Rachel's piece (link above at the start) also includes these:

'bending over backwards to learn what people want, see their unique perspectives on life, and make their personal frameworks of history, culture, preferences, and wishes central to any interventions we need to make in their lives.

The judges keep reminding us of the importance of the individual's wishes in best interests decision-making. We are all still learning, I think, how best to work within the empowering ethos of the MCA, rather than fall victim to the risk-aversion and paternalism identified by the House of Lords MCA committee in 2014.'

I recently explained on BMJ why I bang on about the need to apply the law above 'medical ethics', in my piece at:

http://www.bmj.com/content/353/bmj.i2230/rr-7

Inside my piece you can find:

'And the ethics which many professionals seem to apply during end-of-life, offend me. I am offended that most guidance seems to imply that if a terminal patient has clearly expressed a refusal of a future treatment to a member of his family, 'somehow this counts less than if he had expressed it to a GP'. I am offended that even if I write a very clearly worded Advance Decision refusing cardiopulmonary resuscitation irrespective of why I arrest, if I arrest at home and the death could not be certified, attending 999 paramedics would be likely to ignore my instruction and would probably attempt CPR.

...

When EoL patients are at home, and capacity has been lost, discussions about 'what should happen' can lead to disputes, for example between a GP and a family carer.

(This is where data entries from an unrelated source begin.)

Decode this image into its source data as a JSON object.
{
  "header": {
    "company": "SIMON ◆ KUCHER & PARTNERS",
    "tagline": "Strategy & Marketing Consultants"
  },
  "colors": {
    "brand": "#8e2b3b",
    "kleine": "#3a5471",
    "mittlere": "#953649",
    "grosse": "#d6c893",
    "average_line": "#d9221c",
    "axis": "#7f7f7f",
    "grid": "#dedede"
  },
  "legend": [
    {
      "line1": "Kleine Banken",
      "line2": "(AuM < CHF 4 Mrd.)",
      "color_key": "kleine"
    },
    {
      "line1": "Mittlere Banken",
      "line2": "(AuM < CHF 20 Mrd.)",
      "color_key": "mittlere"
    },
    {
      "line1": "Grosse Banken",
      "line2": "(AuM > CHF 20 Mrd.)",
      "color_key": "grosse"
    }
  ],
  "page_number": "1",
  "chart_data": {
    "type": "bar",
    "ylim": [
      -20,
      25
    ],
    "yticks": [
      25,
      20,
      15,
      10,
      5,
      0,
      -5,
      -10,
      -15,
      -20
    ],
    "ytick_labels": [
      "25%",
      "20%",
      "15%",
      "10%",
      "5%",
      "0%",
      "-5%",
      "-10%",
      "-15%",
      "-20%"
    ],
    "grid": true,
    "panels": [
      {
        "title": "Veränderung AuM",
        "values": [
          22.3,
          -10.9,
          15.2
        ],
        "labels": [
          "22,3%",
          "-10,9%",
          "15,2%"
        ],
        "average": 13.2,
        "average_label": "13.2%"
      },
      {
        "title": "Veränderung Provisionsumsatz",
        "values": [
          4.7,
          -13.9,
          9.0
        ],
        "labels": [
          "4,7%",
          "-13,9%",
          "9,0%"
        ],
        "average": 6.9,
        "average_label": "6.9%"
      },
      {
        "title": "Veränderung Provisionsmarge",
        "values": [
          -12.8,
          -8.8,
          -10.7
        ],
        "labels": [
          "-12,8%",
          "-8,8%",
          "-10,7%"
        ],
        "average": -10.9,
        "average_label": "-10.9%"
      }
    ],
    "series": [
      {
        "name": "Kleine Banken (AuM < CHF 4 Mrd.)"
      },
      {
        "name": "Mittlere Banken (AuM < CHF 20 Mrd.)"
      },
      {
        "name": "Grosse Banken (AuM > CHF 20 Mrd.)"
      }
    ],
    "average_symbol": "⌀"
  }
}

The only thing I am 100% certain of, is that a family carer's 'well, I'm not going to do that, because my dad made it perfectly clear to me he would have refused [that course of action]', is legally (and in my opinion morally) correct. It has to be legally correct: because it follows the fundamental 'a person is sovereign over his or her own body' legal principle.'

I'm deeply angry that clinicians write 'holistic' things about the patient's care (medical, spiritual, etc) but that they DON'T write about the need for a 'holistic' approach to patient support (professionals write reams about the need for integrated 'multi-disciplinary professional teams' supporting patients, but they do not write about the need to integrate the support being provided by family carers and professionals: 'a holistic support team' would involve family carers trusting in the clinical expertise of clinicians, and clinicians trusting in the honesty and integrity of family carers).